Vince has been passionate about the rich learning that participants experience on these trips, especially from interaction with other teammates. “I love seeing teams with all different ages, from teenagers to retirees, the young and old, serving together and learning from one another.” 

He has also seen the long-term effect on participants and their relationships with God: “Our teams come back changed and focused on impacting others. As people get to know the nationals that they work with and the missionaries, they start making changes in their own lives. They view life differently. These trips have exposed them to what God has for them, and now they’re pursuing God’s calling upon their lives.” 

It’s been the same for Vince himself. “I had a tendency to put God in a box, a small box,” he admitted, “and as long as what I experienced fit into that box, everything was okay. But I’ve seen things in other places done differently that have challenged my understanding of God. I’ve learned to accept that God is bigger, and that he doesn’t always fit into my box.” 

When asked about partnership in mission, Vince recalled an experience in Thailand when one of his teammates, as they were leaving, was very upset and said that she felt bad about taking so much more than she had given. The next day, one of the missionaries apologized to Vince, saying that they as hosts had taken way more from the team than they had given. Both sides felt like they received more than they gave. “That’s partnership,” said Vince. “It’s a reciprocal relationship. Both sides are giving and receiving on equal ground.” 

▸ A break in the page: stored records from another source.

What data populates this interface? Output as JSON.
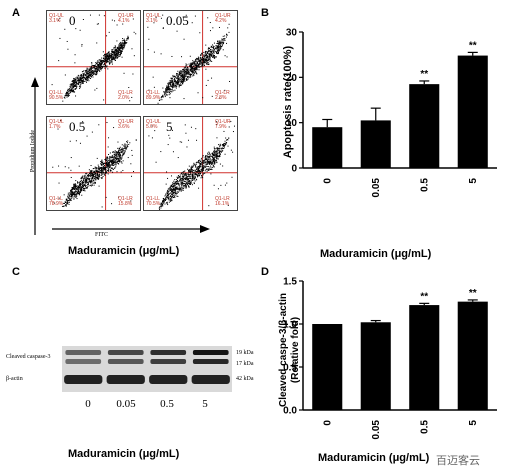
{
  "panels": {
    "A": {
      "letter": "A",
      "y_axis_label": "Propidium Iodide",
      "x_axis_label": "FITC",
      "caption": "Maduramicin (μg/mL)",
      "plots": [
        {
          "dose": "0",
          "ul_name": "Q1-UL",
          "ul_val": "3.1%",
          "ur_name": "Q1-UR",
          "ur_val": "4.1%",
          "ll_name": "Q1-LL",
          "ll_val": "90.5%",
          "lr_name": "Q1-LR",
          "lr_val": "2.0%"
        },
        {
          "dose": "0.05",
          "ul_name": "Q1-UL",
          "ul_val": "3.1%",
          "ur_name": "Q1-UR",
          "ur_val": "4.2%",
          "ll_name": "Q1-LL",
          "ll_val": "89.9%",
          "lr_name": "Q1-LR",
          "lr_val": "2.8%"
        },
        {
          "dose": "0.5",
          "ul_name": "Q1-UL",
          "ul_val": "1.7%",
          "ur_name": "Q1-UR",
          "ur_val": "3.6%",
          "ll_name": "Q1-LL",
          "ll_val": "78.9%",
          "lr_name": "Q1-LR",
          "lr_val": "15.8%"
        },
        {
          "dose": "5",
          "ul_name": "Q1-UL",
          "ul_val": "5.0%",
          "ur_name": "Q1-UR",
          "ur_val": "7.9%",
          "ll_name": "Q1-LL",
          "ll_val": "70.5%",
          "lr_name": "Q1-LR",
          "lr_val": "16.1%"
        }
      ]
    },
    "C": {
      "letter": "C",
      "rows": [
        {
          "label": "Cleaved caspase-3",
          "kda": [
            "19 kDa",
            "17 kDa"
          ]
        },
        {
          "label": "β-actin",
          "kda": [
            "42 kDa"
          ]
        }
      ],
      "doses": [
        "0",
        "0.05",
        "0.5",
        "5"
      ],
      "caption": "Maduramicin (μg/mL)"
    }
  },
  "watermark": "百迈客云",
  "chart_data": [
    {
      "panel": "B",
      "type": "bar",
      "letter": "B",
      "categories": [
        "0",
        "0.05",
        "0.5",
        "5"
      ],
      "values": [
        9,
        10.5,
        18.5,
        24.8
      ],
      "errors": [
        1.7,
        2.7,
        0.7,
        0.7
      ],
      "significance": [
        "",
        "",
        "**",
        "**"
      ],
      "ylabel": "Apoptosis rate(100%)",
      "xlabel": "Maduramicin (μg/mL)",
      "ylim": [
        0,
        30
      ],
      "yticks": [
        "0",
        "10",
        "20",
        "30"
      ],
      "bar_color": "#000000"
    },
    {
      "panel": "D",
      "type": "bar",
      "letter": "D",
      "categories": [
        "0",
        "0.05",
        "0.5",
        "5"
      ],
      "values": [
        1.0,
        1.02,
        1.22,
        1.26
      ],
      "errors": [
        0,
        0.02,
        0.02,
        0.02
      ],
      "significance": [
        "",
        "",
        "**",
        "**"
      ],
      "ylabel": "Cleaved caspe-3/β-actin",
      "ylabel2": "(Relative fold)",
      "xlabel": "Maduramicin (μg/mL)",
      "ylim": [
        0,
        1.5
      ],
      "yticks": [
        "0.0",
        "0.5",
        "1.0",
        "1.5"
      ],
      "bar_color": "#000000"
    }
  ]
}
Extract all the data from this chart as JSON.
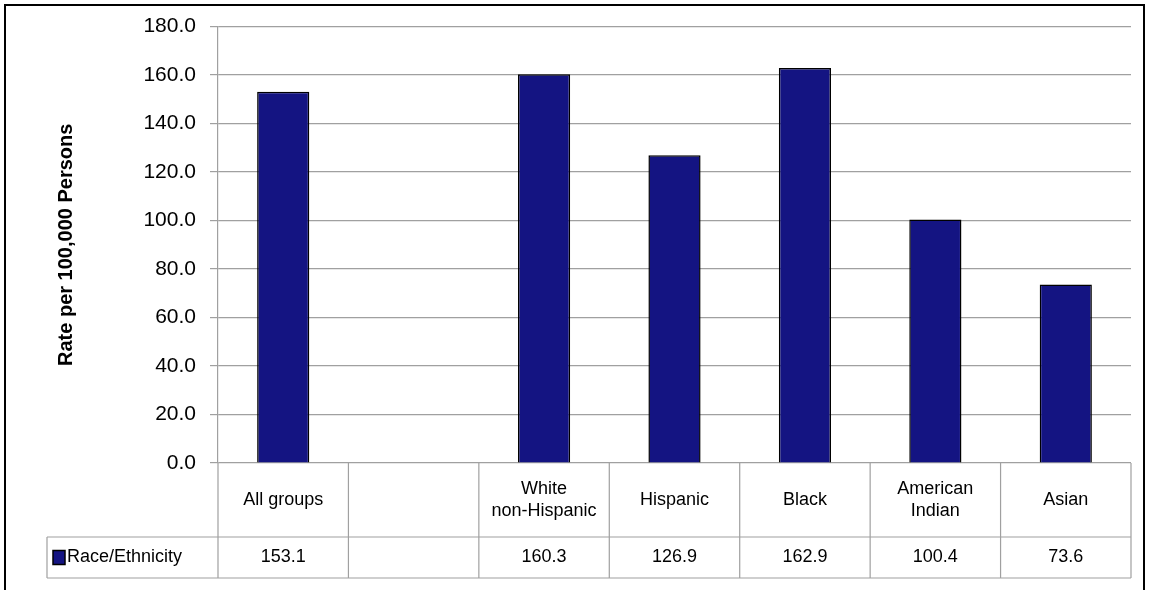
{
  "chart_data": {
    "type": "bar",
    "ylabel": "Rate per 100,000 Persons",
    "categories": [
      "All groups",
      null,
      "White non-Hispanic",
      "Hispanic",
      "Black",
      "American Indian",
      "Asian"
    ],
    "series": [
      {
        "name": "Race/Ethnicity",
        "color": "#141482",
        "values": [
          153.1,
          null,
          160.3,
          126.9,
          162.9,
          100.4,
          73.6
        ]
      }
    ],
    "ylim": [
      0,
      180
    ],
    "yticks": [
      {
        "value": 0,
        "label": "0.0"
      },
      {
        "value": 20,
        "label": "20.0"
      },
      {
        "value": 40,
        "label": "40.0"
      },
      {
        "value": 60,
        "label": "60.0"
      },
      {
        "value": 80,
        "label": "80.0"
      },
      {
        "value": 100,
        "label": "100.0"
      },
      {
        "value": 120,
        "label": "120.0"
      },
      {
        "value": 140,
        "label": "140.0"
      },
      {
        "value": 160,
        "label": "160.0"
      },
      {
        "value": 180,
        "label": "180.0"
      }
    ],
    "grid": "y",
    "legend": "bottom",
    "data_labels": true
  }
}
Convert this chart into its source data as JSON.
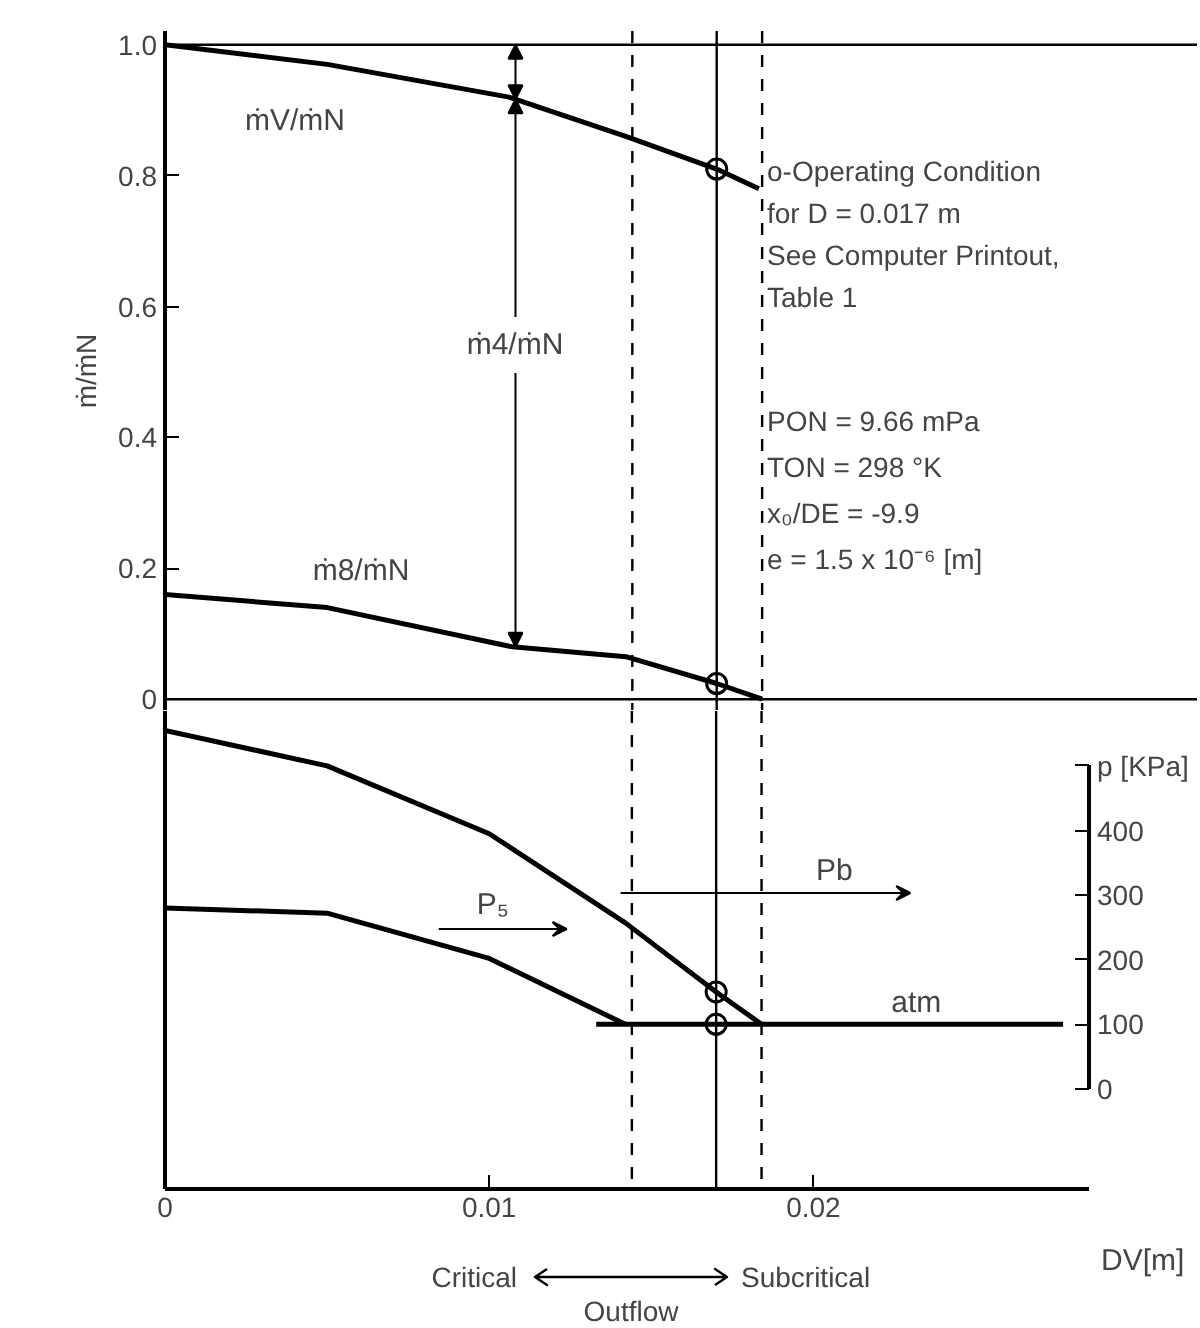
{
  "chart_data": [
    {
      "type": "line",
      "ylabel": "ṁ/ṁN",
      "xlim": [
        0,
        0.0318
      ],
      "ylim": [
        -0.018,
        1.021
      ],
      "xticks": [
        0,
        0.01,
        0.02
      ],
      "yticks": [
        0,
        0.2,
        0.4,
        0.6,
        0.8,
        {
          "value": 1.0,
          "label": "1.0"
        }
      ],
      "tick_labels": "y",
      "grid": false,
      "series": [
        {
          "color": "#000000",
          "x": [
            0,
            0.005,
            0.0106,
            0.0142,
            0.017,
            0.0183
          ],
          "values": [
            1.0,
            0.97,
            0.92,
            0.86,
            0.81,
            0.78
          ]
        },
        {
          "color": "#000000",
          "x": [
            0,
            0.005,
            0.0107,
            0.0142,
            0.017,
            0.0184
          ],
          "values": [
            0.16,
            0.14,
            0.08,
            0.065,
            0.024,
            0
          ]
        },
        {
          "type": "scatter",
          "marker": "circle",
          "color": "#000000",
          "x": [
            0.017,
            0.017
          ],
          "values": [
            0.81,
            0.024
          ]
        }
      ],
      "ref_lines": [
        {
          "axis": "y",
          "value": 1.0,
          "line_style": "solid"
        },
        {
          "axis": "y",
          "value": 0,
          "line_style": "solid"
        },
        {
          "axis": "x",
          "value": 0.0144,
          "line_style": "dashed"
        },
        {
          "axis": "x",
          "value": 0.017,
          "line_style": "solid"
        },
        {
          "axis": "x",
          "value": 0.0184,
          "line_style": "dashed"
        }
      ],
      "annotations": [
        "ṁV/ṁN",
        {
          "text": "ṁ4/ṁN",
          "x": 0.0108,
          "y": 0.08
        },
        "ṁ8/ṁN",
        "o-Operating Condition",
        "for D = 0.017 m",
        "See Computer Printout,",
        "Table 1",
        "PON = 9.66 mPa",
        "TON = 298 °K",
        "x₀/DE = -9.9",
        "e = 1.5 x 10⁻⁶ [m]"
      ]
    },
    {
      "type": "line",
      "xlabel": "DV[m]",
      "xlim": [
        0,
        0.0285
      ],
      "ylim": [
        -155,
        585
      ],
      "xticks": [
        0,
        0.01,
        0.02
      ],
      "yticks": [
        0,
        100,
        200,
        300,
        400,
        {
          "value": 500,
          "label": "p [KPa]"
        }
      ],
      "grid": false,
      "series": [
        {
          "color": "#000000",
          "x": [
            0,
            0.005,
            0.01,
            0.0142,
            0.017,
            0.0184
          ],
          "values": [
            555,
            500,
            395,
            257,
            150,
            100
          ]
        },
        {
          "color": "#000000",
          "x": [
            0,
            0.005,
            0.01,
            0.0142
          ],
          "values": [
            280,
            272,
            202,
            100
          ]
        },
        {
          "color": "#000000",
          "x": [
            0.0133,
            0.0277
          ],
          "values": [
            100,
            100
          ]
        },
        {
          "type": "scatter",
          "marker": "circle",
          "color": "#000000",
          "x": [
            0.017,
            0.017
          ],
          "values": [
            150,
            100
          ]
        }
      ],
      "ref_lines": [
        {
          "axis": "x",
          "value": 0.0144,
          "line_style": "dashed"
        },
        {
          "axis": "x",
          "value": 0.017,
          "line_style": "solid"
        },
        {
          "axis": "x",
          "value": 0.0184,
          "line_style": "dashed"
        }
      ],
      "annotations": [
        "P₅",
        "Pb",
        "atm",
        "Critical",
        "Subcritical",
        "Outflow"
      ]
    }
  ]
}
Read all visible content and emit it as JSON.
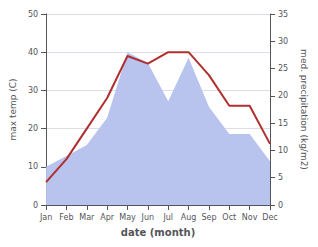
{
  "chart_data": {
    "type": "line",
    "categories": [
      "Jan",
      "Feb",
      "Mar",
      "Apr",
      "May",
      "Jun",
      "Jul",
      "Aug",
      "Sep",
      "Oct",
      "Nov",
      "Dec"
    ],
    "xlabel": "date (month)",
    "ylabel": "max temp (C)",
    "y2label": "med. precipitation (kg/m2)",
    "series": [
      {
        "type": "area",
        "color": "#b8c4ee",
        "axis": "y2",
        "values": [
          7,
          9,
          11,
          16,
          28,
          26,
          19,
          27,
          18,
          13,
          13,
          8
        ]
      },
      {
        "type": "line",
        "color": "#b03030",
        "values": [
          6,
          12,
          20,
          28,
          39,
          37,
          40,
          40,
          34,
          26,
          26,
          16
        ]
      }
    ],
    "ylim": [
      0,
      50
    ],
    "yticks": [
      0,
      10,
      20,
      30,
      40,
      50
    ],
    "y2lim": [
      0,
      35
    ],
    "y2ticks": [
      0,
      5,
      10,
      15,
      20,
      25,
      30,
      35
    ],
    "grid": true
  }
}
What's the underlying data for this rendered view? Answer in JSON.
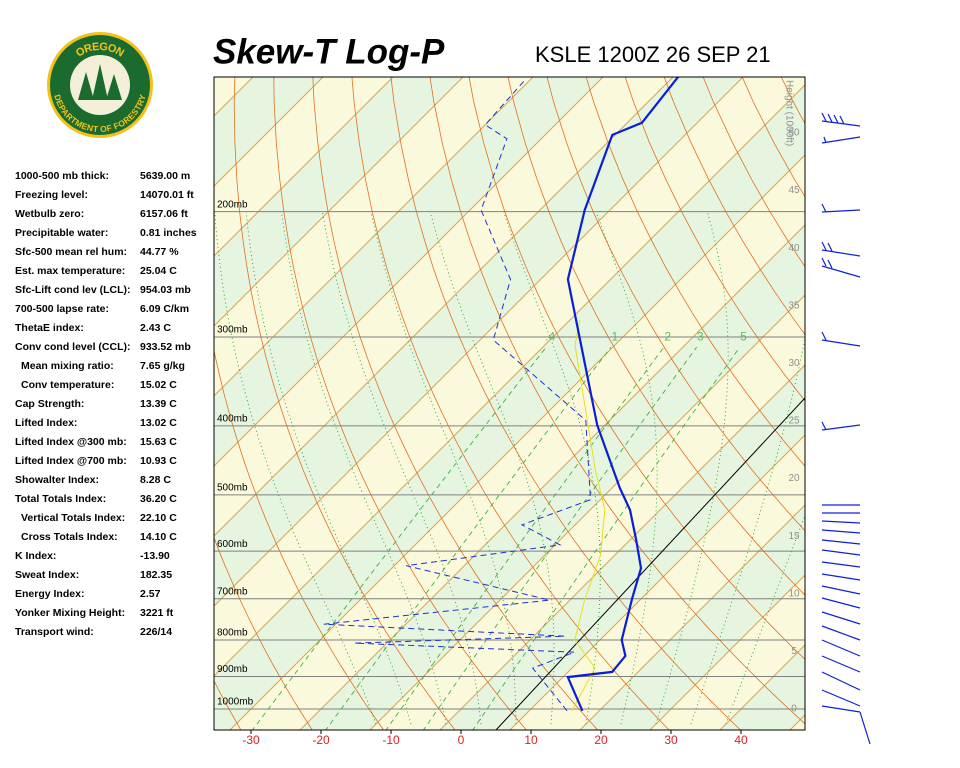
{
  "header": {
    "title": "Skew-T Log-P",
    "station": "KSLE 1200Z 26 SEP 21"
  },
  "logo": {
    "top": "OREGON",
    "bottom": "DEPARTMENT OF FORESTRY"
  },
  "indices": [
    {
      "label": "1000-500 mb thick:",
      "value": "5639.00 m"
    },
    {
      "label": "Freezing level:",
      "value": "14070.01 ft"
    },
    {
      "label": "Wetbulb zero:",
      "value": "6157.06 ft"
    },
    {
      "label": "Precipitable water:",
      "value": "0.81 inches"
    },
    {
      "label": "Sfc-500 mean rel hum:",
      "value": "44.77 %"
    },
    {
      "label": "Est. max temperature:",
      "value": "25.04 C"
    },
    {
      "label": "Sfc-Lift cond lev (LCL):",
      "value": "954.03 mb"
    },
    {
      "label": "700-500 lapse rate:",
      "value": "6.09 C/km"
    },
    {
      "label": "ThetaE index:",
      "value": "2.43 C"
    },
    {
      "label": "Conv cond level (CCL):",
      "value": "933.52 mb"
    },
    {
      "label": "Mean mixing ratio:",
      "value": "7.65 g/kg"
    },
    {
      "label": "Conv temperature:",
      "value": "15.02 C"
    },
    {
      "label": "Cap Strength:",
      "value": "13.39 C"
    },
    {
      "label": "Lifted Index:",
      "value": "13.02 C"
    },
    {
      "label": "Lifted Index @300 mb:",
      "value": "15.63 C"
    },
    {
      "label": "Lifted Index @700 mb:",
      "value": "10.93 C"
    },
    {
      "label": "Showalter Index:",
      "value": "8.28 C"
    },
    {
      "label": "Total Totals Index:",
      "value": "36.20 C"
    },
    {
      "label": "Vertical Totals Index:",
      "value": "22.10 C"
    },
    {
      "label": "Cross Totals Index:",
      "value": "14.10 C"
    },
    {
      "label": "K Index:",
      "value": "-13.90"
    },
    {
      "label": "Sweat Index:",
      "value": "182.35"
    },
    {
      "label": "Energy Index:",
      "value": "2.57"
    },
    {
      "label": "Yonker Mixing Height:",
      "value": "3221 ft"
    },
    {
      "label": "Transport wind:",
      "value": "226/14"
    }
  ],
  "chart_data": {
    "type": "skewt",
    "xticks": [
      -30,
      -20,
      -10,
      0,
      10,
      20,
      30,
      40
    ],
    "pressure_levels": [
      {
        "value": 1000,
        "label": "1000mb"
      },
      {
        "value": 900,
        "label": "900mb"
      },
      {
        "value": 800,
        "label": "800mb"
      },
      {
        "value": 700,
        "label": "700mb"
      },
      {
        "value": 600,
        "label": "600mb"
      },
      {
        "value": 500,
        "label": "500mb"
      },
      {
        "value": 400,
        "label": "400mb"
      },
      {
        "value": 300,
        "label": "300mb"
      },
      {
        "value": 200,
        "label": "200mb"
      }
    ],
    "height_axis": {
      "label": "Height (1000ft)",
      "ticks": [
        0,
        5,
        10,
        15,
        20,
        25,
        30,
        35,
        40,
        45,
        50
      ]
    },
    "mixing_ratio_labels": [
      {
        "value": 0.4,
        "label": ".4"
      },
      1,
      2,
      3,
      5
    ],
    "temperature": {
      "color": "#0a1ed8",
      "p": [
        1006,
        902,
        887,
        842,
        800,
        698,
        634,
        579,
        525,
        489,
        399,
        249,
        199,
        156,
        150,
        129
      ],
      "t": [
        17.6,
        10.7,
        16.3,
        15.9,
        13.1,
        8.6,
        5.6,
        0.9,
        -4.3,
        -8.9,
        -21.1,
        -46.1,
        -53.6,
        -60.4,
        -57.9,
        -59.3
      ]
    },
    "dewpoint": {
      "color": "#2030d0",
      "p": [
        1006,
        876,
        832,
        808,
        790,
        760,
        703,
        629,
        588,
        551,
        508,
        393,
        303,
        249,
        199,
        158,
        151,
        131
      ],
      "t": [
        15.4,
        4.4,
        8.1,
        -24.6,
        4.4,
        -31.7,
        -2.9,
        -28.3,
        -9.3,
        -17.6,
        -11.4,
        -23.4,
        -48.1,
        -54.3,
        -68.4,
        -74.9,
        -80,
        -80.7
      ]
    },
    "wetbulb": {
      "color": "#e6e020",
      "p": [
        1006,
        876,
        800,
        703,
        607,
        525,
        461,
        308,
        284
      ],
      "t": [
        16.1,
        13.3,
        6.4,
        2.1,
        -2.1,
        -7.9,
        -15,
        -35.7,
        -38.6
      ]
    }
  }
}
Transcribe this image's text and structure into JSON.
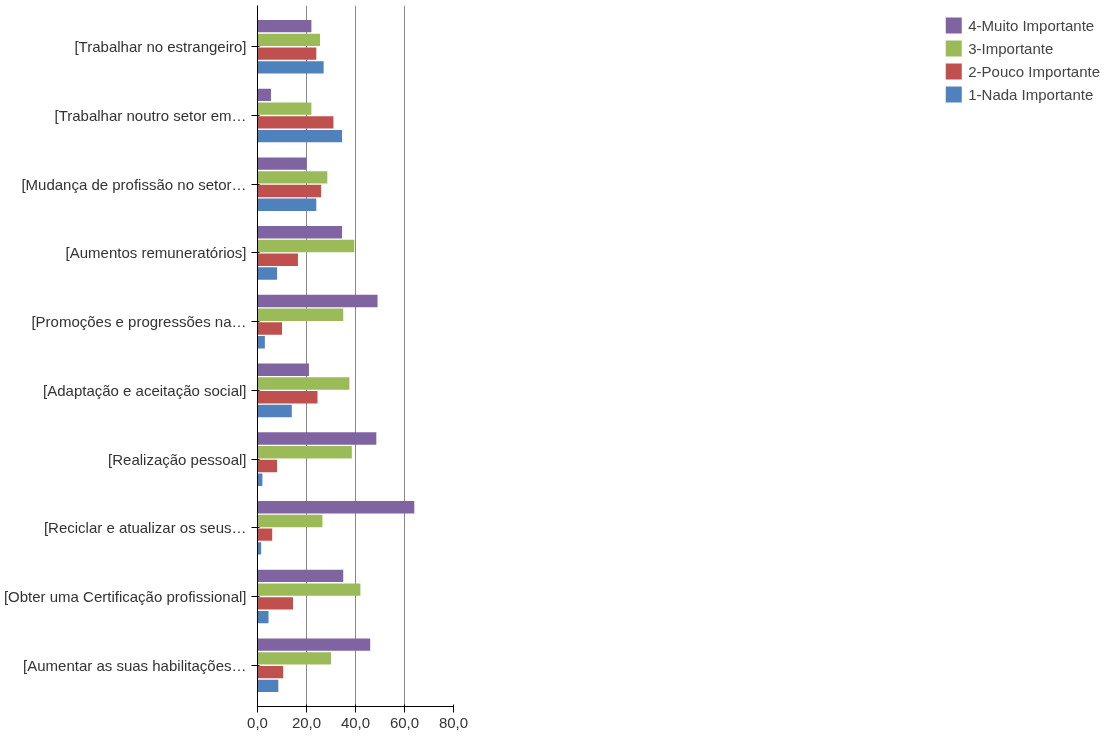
{
  "chart_data": {
    "type": "bar",
    "orientation": "horizontal",
    "categories": [
      "[Trabalhar no estrangeiro]",
      "[Trabalhar noutro setor em…",
      "[Mudança de profissão no setor…",
      "[Aumentos remuneratórios]",
      "[Promoções e progressões na…",
      "[Adaptação e aceitação social]",
      "[Realização pessoal]",
      "[Reciclar e atualizar os seus…",
      "[Obter uma Certificação profissional]",
      "[Aumentar as suas habilitações…"
    ],
    "series": [
      {
        "name": "4-Muito Importante",
        "color": "#8064a2",
        "values": [
          22,
          5.5,
          20,
          34.5,
          49,
          21,
          48.5,
          64,
          35,
          46
        ]
      },
      {
        "name": "3-Importante",
        "color": "#9bbb59",
        "values": [
          25.5,
          22,
          28.5,
          39.5,
          35,
          37.5,
          38.5,
          26.5,
          42,
          30
        ]
      },
      {
        "name": "2-Pouco Importante",
        "color": "#c0504d",
        "values": [
          24,
          31,
          26,
          16.5,
          10,
          24.5,
          8,
          6,
          14.5,
          10.5
        ]
      },
      {
        "name": "1-Nada Importante",
        "color": "#4f81bd",
        "values": [
          27,
          34.5,
          24,
          8,
          3,
          14,
          2,
          1.5,
          4.5,
          8.5
        ]
      }
    ],
    "xlim": [
      0,
      80
    ],
    "xticks": [
      {
        "value": 0,
        "label": "0,0"
      },
      {
        "value": 20,
        "label": "20,0"
      },
      {
        "value": 40,
        "label": "40,0"
      },
      {
        "value": 60,
        "label": "60,0"
      },
      {
        "value": 80,
        "label": "80,0"
      }
    ],
    "grid": "x",
    "legend": "right"
  }
}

Another defining experience for Vince came in Lithuania a few years ago when he was there with another team. His host’s van broke down and the team was stuck out in the snow on the side of the highway. Vince turned to the host and asked, “What do you need?” He was expecting them to say that they needed monetary help, or something practical, like a new van. Instead, the host said plainly, “We need a church in North America to partner with us.” That stuck with Vince, and he’s been committed to church partnerships ever since. 

In the midst of it all, Vince acknowledged his own shortcomings. “My challenge is to trust God more,” he confessed. “My whole life I’ve been the kind of person to make things happen on my own. I tend not to bring God into something unless I really need him. I’m learning to rely on him more and to bring him in at the beginning.” 

For Vince, the journey continues. As he works to pass the family farm on to the next generation, he is trusting God that his new calling as a partner in mission will also have long-term impact: “I believe in what I’m doing. I believe that these short-term teams are making a difference in the lives of people around the world, and in the lives of the team members themselves, and I believe that churches are growing through these dynamic mission partnerships."